The report of Farouk Lawal’s committee is now not worth the paper it is written on. In spite of all the efforts being made to distance the report itself from Farouk, the bitter truth is that the report is tainted beyond redemption. Far from redressing the damage by the House through the public relations stunt of re-listing Otedola’s companies, the act merely calls into question the credibility of all other findings and recommendations in the report. The infamy of instructing the House to de-list the two companies in the first place by Farouk has exposed other members of the committee (which for some curious reason is still there, intact, even though its report has been presented and accepted) will not be obliterated by the bravado and seeming defiance of the House’s decision to re-list. Why should anyone believe that Otedola was the only one asked to give bribes, or who actually gave? Why should anyone believe that subsequent work on the report will be conducted with higher levels of integrity with everyone else in place except Farouk? Why should President Jonathan take the national assembly serious when it demands that he forwards its report to law enforcement agencies for action? Why should we have faith that law enforcement agencies which collaborated with Otedola to ensnare Farouk will be fair and dispassionate in investigating and possibly prosecuting cases?

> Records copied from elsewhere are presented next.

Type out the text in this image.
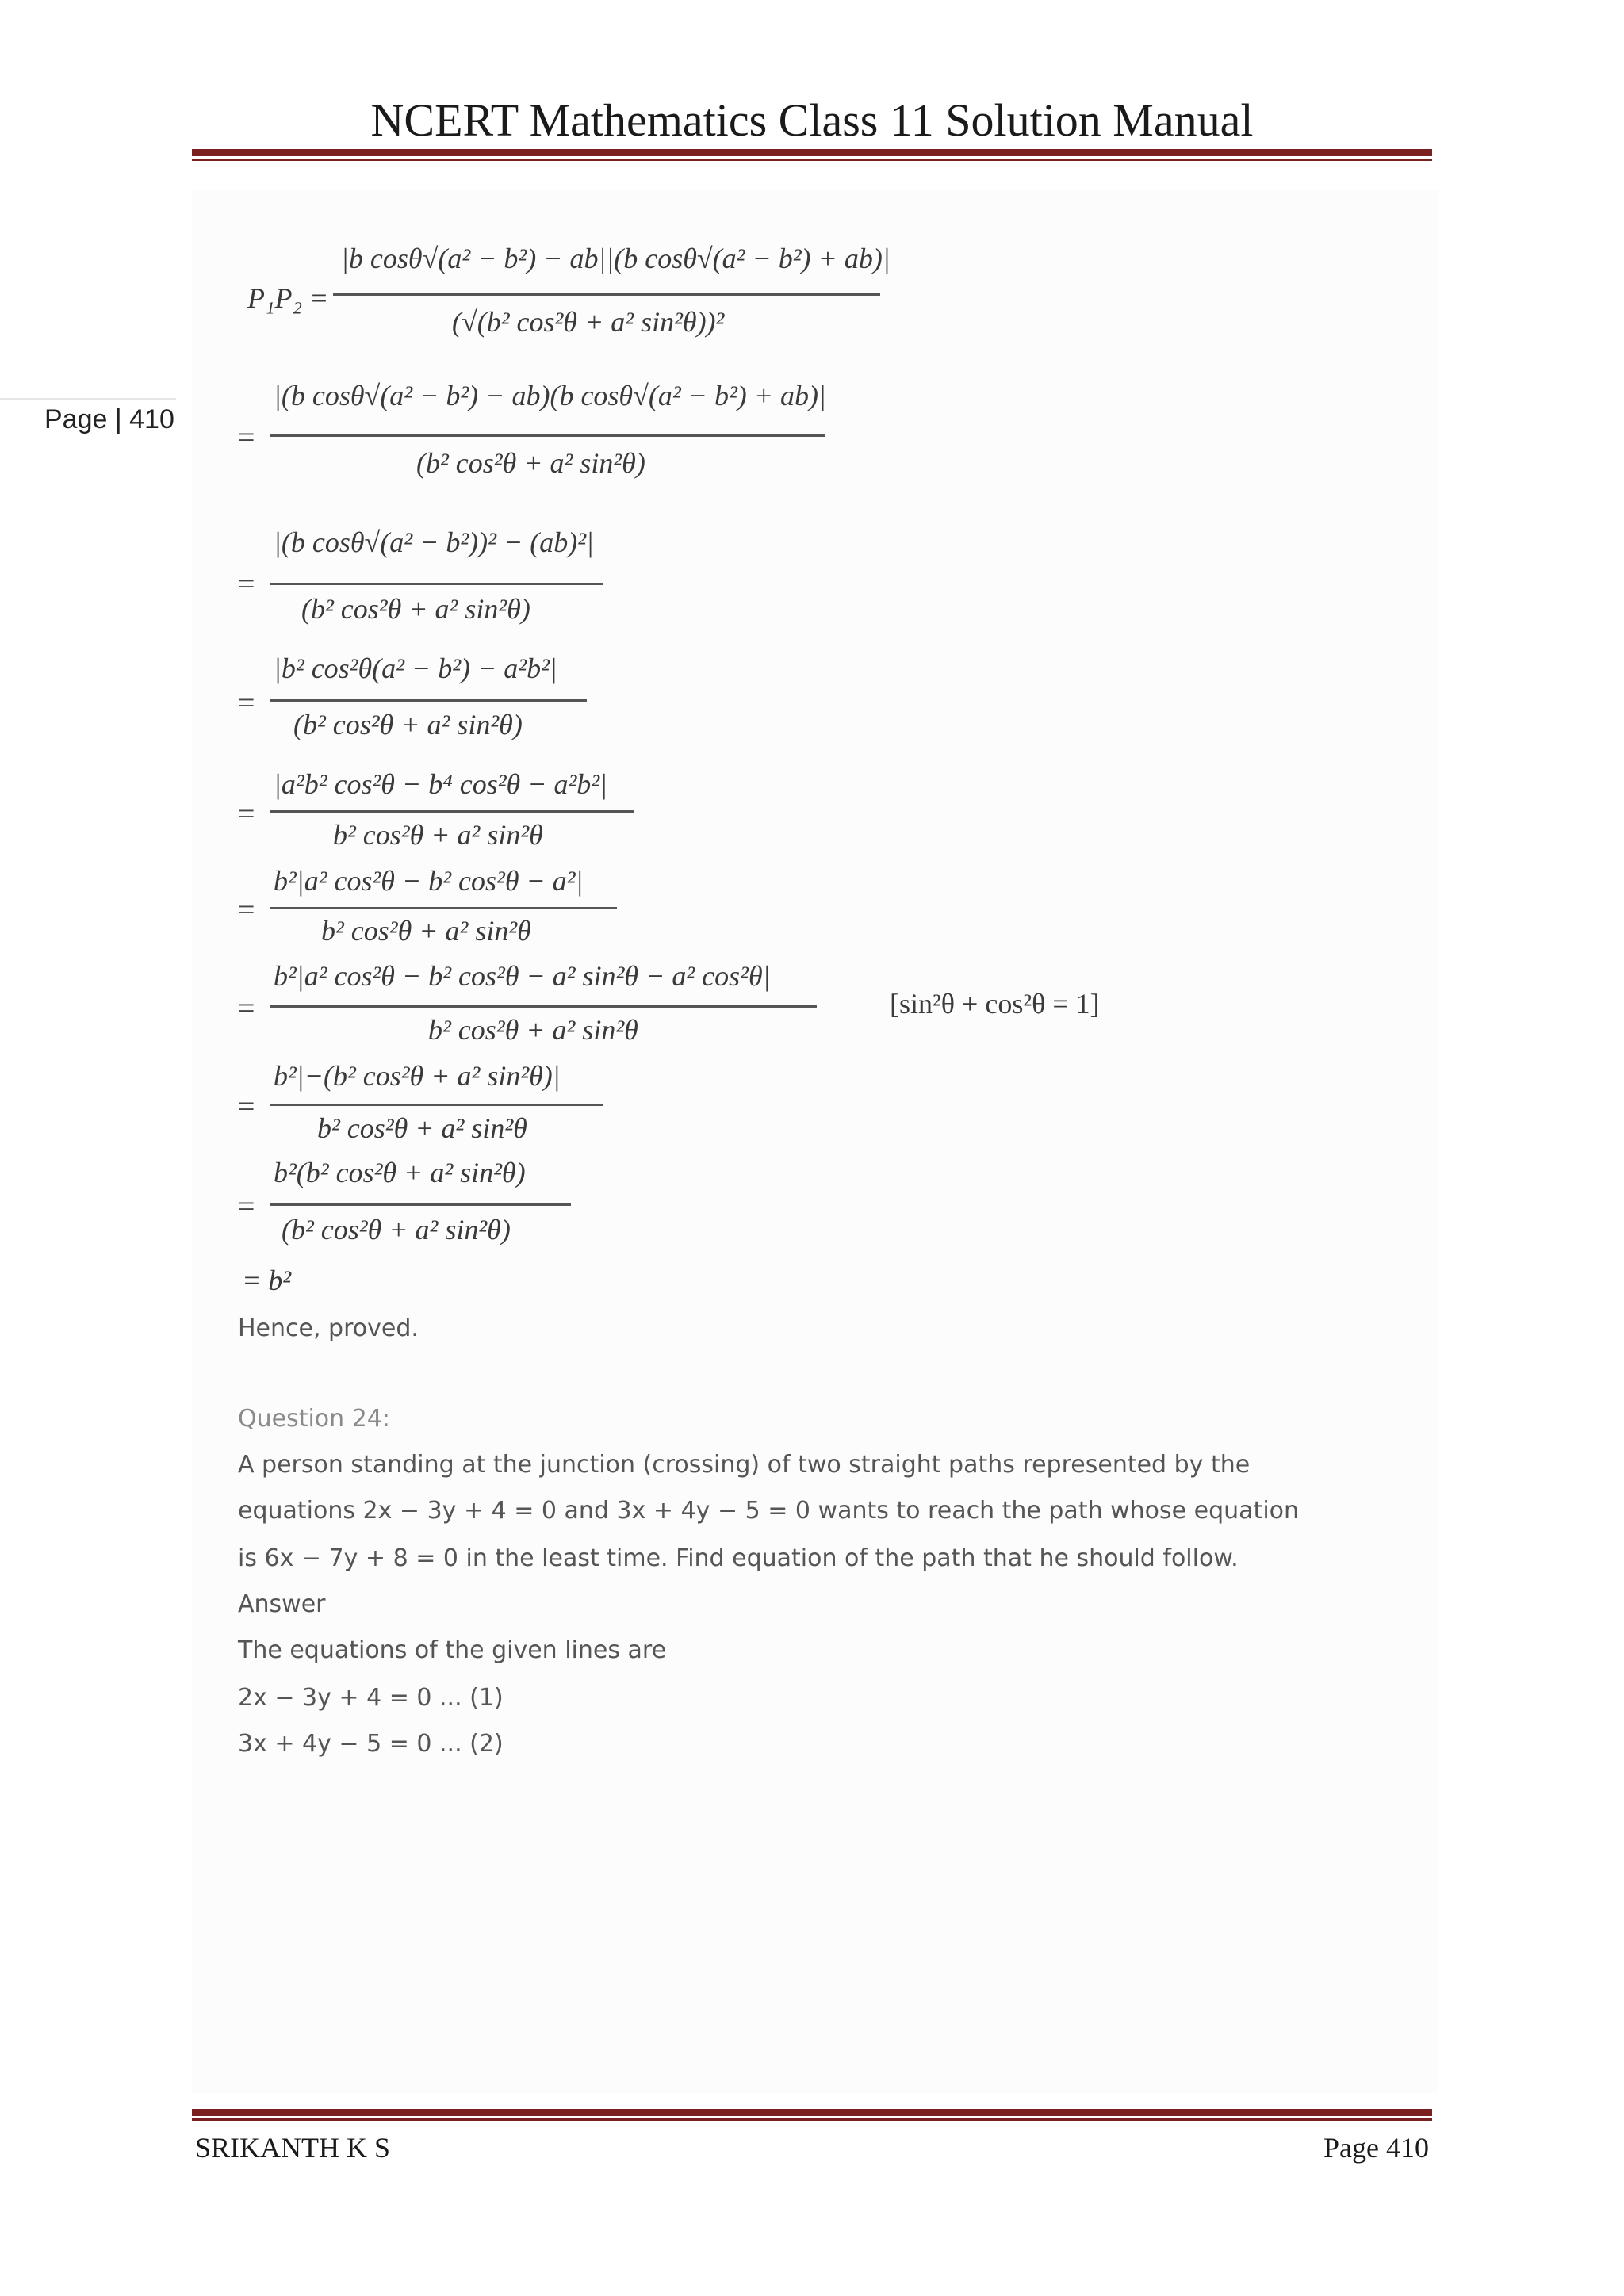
NCERT Mathematics Class 11 Solution Manual
Page | 410
P₁P₂ =
|b cosθ√(a² − b²) − ab||(b cosθ√(a² − b²) + ab)|
(√(b² cos²θ + a² sin²θ))²
=
|(b cosθ√(a² − b²) − ab)(b cosθ√(a² − b²) + ab)|
(b² cos²θ + a² sin²θ)
=
|(b cosθ√(a² − b²))² − (ab)²|
(b² cos²θ + a² sin²θ)
=
|b² cos²θ(a² − b²) − a²b²|
(b² cos²θ + a² sin²θ)
=
|a²b² cos²θ − b⁴ cos²θ − a²b²|
b² cos²θ + a² sin²θ
=
b²|a² cos²θ − b² cos²θ − a²|
b² cos²θ + a² sin²θ
=
b²|a² cos²θ − b² cos²θ − a² sin²θ − a² cos²θ|
b² cos²θ + a² sin²θ
[sin²θ + cos²θ = 1]
=
b²|−(b² cos²θ + a² sin²θ)|
b² cos²θ + a² sin²θ
=
b²(b² cos²θ + a² sin²θ)
(b² cos²θ + a² sin²θ)
= b²
Hence, proved.
Question 24:
A person standing at the junction (crossing) of two straight paths represented by the
equations 2x − 3y + 4 = 0 and 3x + 4y − 5 = 0 wants to reach the path whose equation
is 6x − 7y + 8 = 0 in the least time. Find equation of the path that he should follow.
Answer
The equations of the given lines are
2x − 3y + 4 = 0 ... (1)
3x + 4y − 5 = 0 ... (2)
SRIKANTH K S	Page 410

If ten or more importers come forward to claim that bribes were demanded, will that torpedo the entire report or would it still retain some value?

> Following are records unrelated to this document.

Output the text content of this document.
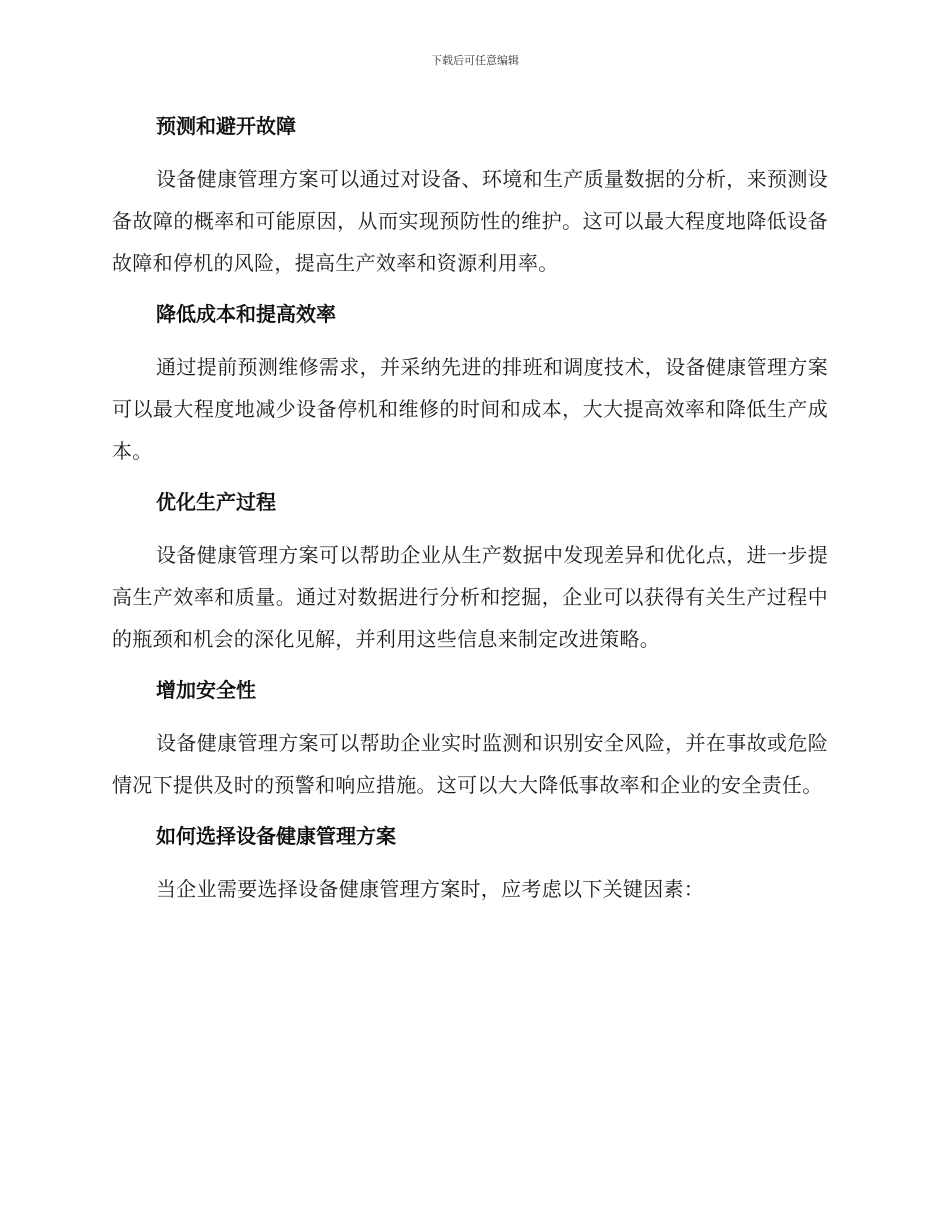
下载后可任意编辑
预测和避开故障

设备健康管理方案可以通过对设备、环境和生产质量数据的分析，来预测设备故障的概率和可能原因，从而实现预防性的维护。这可以最大程度地降低设备故障和停机的风险，提高生产效率和资源利用率。

降低成本和提高效率

通过提前预测维修需求，并采纳先进的排班和调度技术，设备健康管理方案可以最大程度地减少设备停机和维修的时间和成本，大大提高效率和降低生产成本。

优化生产过程

设备健康管理方案可以帮助企业从生产数据中发现差异和优化点，进一步提高生产效率和质量。通过对数据进行分析和挖掘，企业可以获得有关生产过程中的瓶颈和机会的深化见解，并利用这些信息来制定改进策略。

增加安全性

设备健康管理方案可以帮助企业实时监测和识别安全风险，并在事故或危险情况下提供及时的预警和响应措施。这可以大大降低事故率和企业的安全责任。

如何选择设备健康管理方案

当企业需要选择设备健康管理方案时，应考虑以下关键因素：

As matters stand, Nigerians need to demand that President Jonathan sets up a Judicial Panel of Enquiry on Fuel Subsidy, which should investigate the entire policy, its practice, the Farouk Lawal report and the bribery saga. Many Nigerians will scoff at this idea, given the deep distrust – much of it justified – over all institutions of state. But whatever reservations we have over having a judicial investigation, it is better than having a severely compromised report moving back and forth between the executive and legislature, which may be precisely what those who subverted it want. Whatever happens, we must not end up like the well digger who digs himself into the bowels of the earth and finds no water, and then is unable to come up. The President may not set up a judicial panel on his own volition. The national assembly will not abandon the Farouk Lawal report (as amended) on its own volition. So Nigerians should demand for what can be done with some credibility, because this scam must be paid for, and not with bribes.